Aiai Ghedin, iphone de botão é tão ~cringe~
Eu tinha um SE2 com uma bateria muito desgastada e tava “na fila” pra comprar um 16e desde que começaram os rumores sobre ele. Quando finalmente anunciaram o celular eu fiquei bem desapontado com o preço e acabei comprando um Galaxy S24 algumas semanas depois. Não me arrependo, mas bate a curiosidade de ver até onde o preço do 16e vai descer no futuro próximo.
Tenho um iPhone 11, também sem MagSafe. Tem o carregamento por indução, mas sem os ímãs. Acho que é o caso do 16e, não?
Bom, como usar sem capa não é uma opção pra mim, foi só o trabalho de comprar um ímã “tipo MagSafe” e colar na capa. É barato e funciona certinho, uso com powerbank e carregador de parede MagSafe.
Para o 16e devem surgir capas já com ímãs. Para o 11 tive que apelar pra essa gambiarra.
Isso. Atente-se ao detalhe de que o carregamento por indução do 16e é do tipo lento.
Capinhas com MagSafe resolvem o problema — para quem usam capinha. Não é o meu caso, embora saiba que sou minoria 🥲
Não sabia q ainda tinha fabricação de iPhone no Brasil. Eu gosto mto do meu iPhone 6 (q mora na gaveta aposentado) escrito indústria brasileira.
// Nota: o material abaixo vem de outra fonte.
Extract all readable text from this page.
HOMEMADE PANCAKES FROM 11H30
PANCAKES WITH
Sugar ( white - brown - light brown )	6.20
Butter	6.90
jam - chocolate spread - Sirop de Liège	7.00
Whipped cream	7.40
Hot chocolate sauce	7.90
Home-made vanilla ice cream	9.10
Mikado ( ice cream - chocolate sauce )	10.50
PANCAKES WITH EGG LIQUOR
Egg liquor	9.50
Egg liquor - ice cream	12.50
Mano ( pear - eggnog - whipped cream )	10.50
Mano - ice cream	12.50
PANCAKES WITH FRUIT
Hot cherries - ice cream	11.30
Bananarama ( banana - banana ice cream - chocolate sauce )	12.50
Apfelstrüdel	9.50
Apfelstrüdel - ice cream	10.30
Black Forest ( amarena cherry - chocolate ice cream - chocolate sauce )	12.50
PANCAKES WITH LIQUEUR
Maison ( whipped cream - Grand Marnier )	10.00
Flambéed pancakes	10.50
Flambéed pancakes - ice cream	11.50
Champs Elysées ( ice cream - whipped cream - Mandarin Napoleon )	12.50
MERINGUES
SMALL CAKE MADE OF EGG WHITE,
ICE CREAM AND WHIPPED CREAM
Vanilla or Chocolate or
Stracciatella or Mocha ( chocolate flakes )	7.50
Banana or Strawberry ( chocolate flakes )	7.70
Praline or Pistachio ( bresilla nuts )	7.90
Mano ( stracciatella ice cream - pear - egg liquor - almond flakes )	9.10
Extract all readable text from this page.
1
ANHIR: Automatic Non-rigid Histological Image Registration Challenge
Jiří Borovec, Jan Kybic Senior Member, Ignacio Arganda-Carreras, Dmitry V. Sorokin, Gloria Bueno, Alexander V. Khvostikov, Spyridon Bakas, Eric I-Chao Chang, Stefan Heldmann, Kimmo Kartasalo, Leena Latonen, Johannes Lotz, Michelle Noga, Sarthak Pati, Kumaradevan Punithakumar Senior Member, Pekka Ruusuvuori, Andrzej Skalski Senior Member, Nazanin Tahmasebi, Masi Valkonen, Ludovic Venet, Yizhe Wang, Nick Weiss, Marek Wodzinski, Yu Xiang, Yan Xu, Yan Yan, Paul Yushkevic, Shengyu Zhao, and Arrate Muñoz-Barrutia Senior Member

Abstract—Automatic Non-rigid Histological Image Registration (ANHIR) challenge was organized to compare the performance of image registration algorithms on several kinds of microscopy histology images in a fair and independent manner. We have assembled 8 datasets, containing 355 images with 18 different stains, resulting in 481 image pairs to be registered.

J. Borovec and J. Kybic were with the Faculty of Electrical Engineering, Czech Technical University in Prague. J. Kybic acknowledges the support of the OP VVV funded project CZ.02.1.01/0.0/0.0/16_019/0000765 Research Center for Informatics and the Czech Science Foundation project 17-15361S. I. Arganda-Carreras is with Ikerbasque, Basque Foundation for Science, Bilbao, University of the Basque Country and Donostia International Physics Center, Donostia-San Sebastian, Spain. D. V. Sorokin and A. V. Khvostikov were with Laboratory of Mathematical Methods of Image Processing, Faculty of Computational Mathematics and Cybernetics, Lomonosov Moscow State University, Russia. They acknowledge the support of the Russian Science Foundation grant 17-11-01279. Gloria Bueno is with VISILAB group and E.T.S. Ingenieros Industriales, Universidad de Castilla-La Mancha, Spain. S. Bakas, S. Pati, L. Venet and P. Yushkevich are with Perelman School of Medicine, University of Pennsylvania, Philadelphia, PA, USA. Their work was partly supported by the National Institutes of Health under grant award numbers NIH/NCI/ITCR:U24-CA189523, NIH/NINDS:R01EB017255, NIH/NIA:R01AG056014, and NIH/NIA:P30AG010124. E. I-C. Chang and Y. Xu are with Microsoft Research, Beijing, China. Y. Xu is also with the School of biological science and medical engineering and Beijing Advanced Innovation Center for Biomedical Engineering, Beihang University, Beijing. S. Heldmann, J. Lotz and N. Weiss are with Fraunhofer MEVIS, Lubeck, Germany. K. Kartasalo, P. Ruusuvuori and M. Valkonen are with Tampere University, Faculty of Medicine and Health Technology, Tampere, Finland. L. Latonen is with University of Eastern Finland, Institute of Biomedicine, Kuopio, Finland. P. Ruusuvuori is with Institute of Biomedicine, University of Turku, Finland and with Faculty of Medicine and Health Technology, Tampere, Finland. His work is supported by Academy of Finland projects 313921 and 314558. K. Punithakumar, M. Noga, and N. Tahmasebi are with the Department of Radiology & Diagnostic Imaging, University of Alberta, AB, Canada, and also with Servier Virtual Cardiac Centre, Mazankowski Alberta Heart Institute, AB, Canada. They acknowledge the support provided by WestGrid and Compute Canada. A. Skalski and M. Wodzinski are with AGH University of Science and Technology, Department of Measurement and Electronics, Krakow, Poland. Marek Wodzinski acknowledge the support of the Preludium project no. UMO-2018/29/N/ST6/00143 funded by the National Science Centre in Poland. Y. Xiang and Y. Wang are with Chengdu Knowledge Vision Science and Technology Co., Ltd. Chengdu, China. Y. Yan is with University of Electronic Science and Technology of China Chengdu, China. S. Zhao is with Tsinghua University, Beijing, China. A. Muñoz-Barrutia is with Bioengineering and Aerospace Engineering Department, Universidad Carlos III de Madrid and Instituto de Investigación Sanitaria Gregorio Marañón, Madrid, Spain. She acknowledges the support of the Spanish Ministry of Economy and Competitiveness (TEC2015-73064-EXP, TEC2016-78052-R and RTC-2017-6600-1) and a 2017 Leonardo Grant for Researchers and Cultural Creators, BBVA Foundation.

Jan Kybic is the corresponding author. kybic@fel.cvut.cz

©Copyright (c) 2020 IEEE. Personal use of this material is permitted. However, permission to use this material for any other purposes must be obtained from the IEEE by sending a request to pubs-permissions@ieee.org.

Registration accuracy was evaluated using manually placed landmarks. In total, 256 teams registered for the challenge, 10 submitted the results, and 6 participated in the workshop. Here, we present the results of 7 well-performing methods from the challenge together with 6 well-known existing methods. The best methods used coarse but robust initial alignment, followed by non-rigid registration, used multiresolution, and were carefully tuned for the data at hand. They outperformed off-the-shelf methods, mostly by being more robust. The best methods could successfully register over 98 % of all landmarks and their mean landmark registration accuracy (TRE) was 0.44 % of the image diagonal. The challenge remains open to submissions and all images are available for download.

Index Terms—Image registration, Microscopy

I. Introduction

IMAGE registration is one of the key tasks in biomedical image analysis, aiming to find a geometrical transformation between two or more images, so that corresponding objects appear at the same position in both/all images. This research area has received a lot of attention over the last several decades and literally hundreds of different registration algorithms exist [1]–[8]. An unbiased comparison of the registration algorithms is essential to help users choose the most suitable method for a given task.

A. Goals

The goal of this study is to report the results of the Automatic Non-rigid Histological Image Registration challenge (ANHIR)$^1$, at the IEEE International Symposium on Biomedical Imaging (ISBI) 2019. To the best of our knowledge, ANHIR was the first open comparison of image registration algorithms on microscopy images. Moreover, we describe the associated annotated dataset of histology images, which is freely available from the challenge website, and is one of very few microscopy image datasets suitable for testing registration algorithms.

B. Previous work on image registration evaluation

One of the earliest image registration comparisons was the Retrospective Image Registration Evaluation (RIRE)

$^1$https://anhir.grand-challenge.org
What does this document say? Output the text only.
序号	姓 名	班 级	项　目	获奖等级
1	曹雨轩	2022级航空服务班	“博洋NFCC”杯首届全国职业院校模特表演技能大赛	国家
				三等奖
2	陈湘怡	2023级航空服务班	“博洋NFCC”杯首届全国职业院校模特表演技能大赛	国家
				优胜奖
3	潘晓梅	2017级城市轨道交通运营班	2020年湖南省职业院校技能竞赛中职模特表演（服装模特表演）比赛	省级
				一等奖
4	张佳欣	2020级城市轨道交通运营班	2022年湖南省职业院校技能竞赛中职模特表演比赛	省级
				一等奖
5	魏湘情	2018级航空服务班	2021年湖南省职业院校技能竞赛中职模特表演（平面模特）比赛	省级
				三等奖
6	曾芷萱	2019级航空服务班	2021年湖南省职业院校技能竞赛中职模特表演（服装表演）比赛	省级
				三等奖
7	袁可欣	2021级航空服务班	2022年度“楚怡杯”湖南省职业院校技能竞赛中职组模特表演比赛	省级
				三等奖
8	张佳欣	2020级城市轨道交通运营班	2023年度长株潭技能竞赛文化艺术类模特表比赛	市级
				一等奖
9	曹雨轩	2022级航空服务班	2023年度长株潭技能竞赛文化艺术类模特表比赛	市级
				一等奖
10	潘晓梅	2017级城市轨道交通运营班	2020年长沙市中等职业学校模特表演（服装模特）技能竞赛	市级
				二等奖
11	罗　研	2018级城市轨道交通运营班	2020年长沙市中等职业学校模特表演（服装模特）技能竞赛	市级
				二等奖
Essa semana quase cogitei usar ele num evento como celular do ladrão, mas ia ficar triste de perdeu meu iPhone brasileiro.
Sobre o 16e, fico triste q lançou umas duas semana depois q roubaram meu 11, aí perdi a oportunidade
@feed A remoção do magsafe e o preço que aumentou foi triste para mim, mas como está saindo por 3 mil eu devo comprar ele e comprar uma capinha com magsafe.
Eu que tenho o 13 mini perco algumas coisas, mas o processador, ram e preço podem compensar.
Ainda não estou preparada para migrar. Que o meu SE 2 resista por mais tempo.
Esse ano (2025) eu comprei um iPhone SE usado “recondicionado” e não me arrependo. Ainda não tinha lido o artigo de 2022 do Ghedin sobre ele, mas só confirma o que eu senti. Vamos ver se daqui há alguns anos o preço do 16e no mercado de usados se torna mais acessível.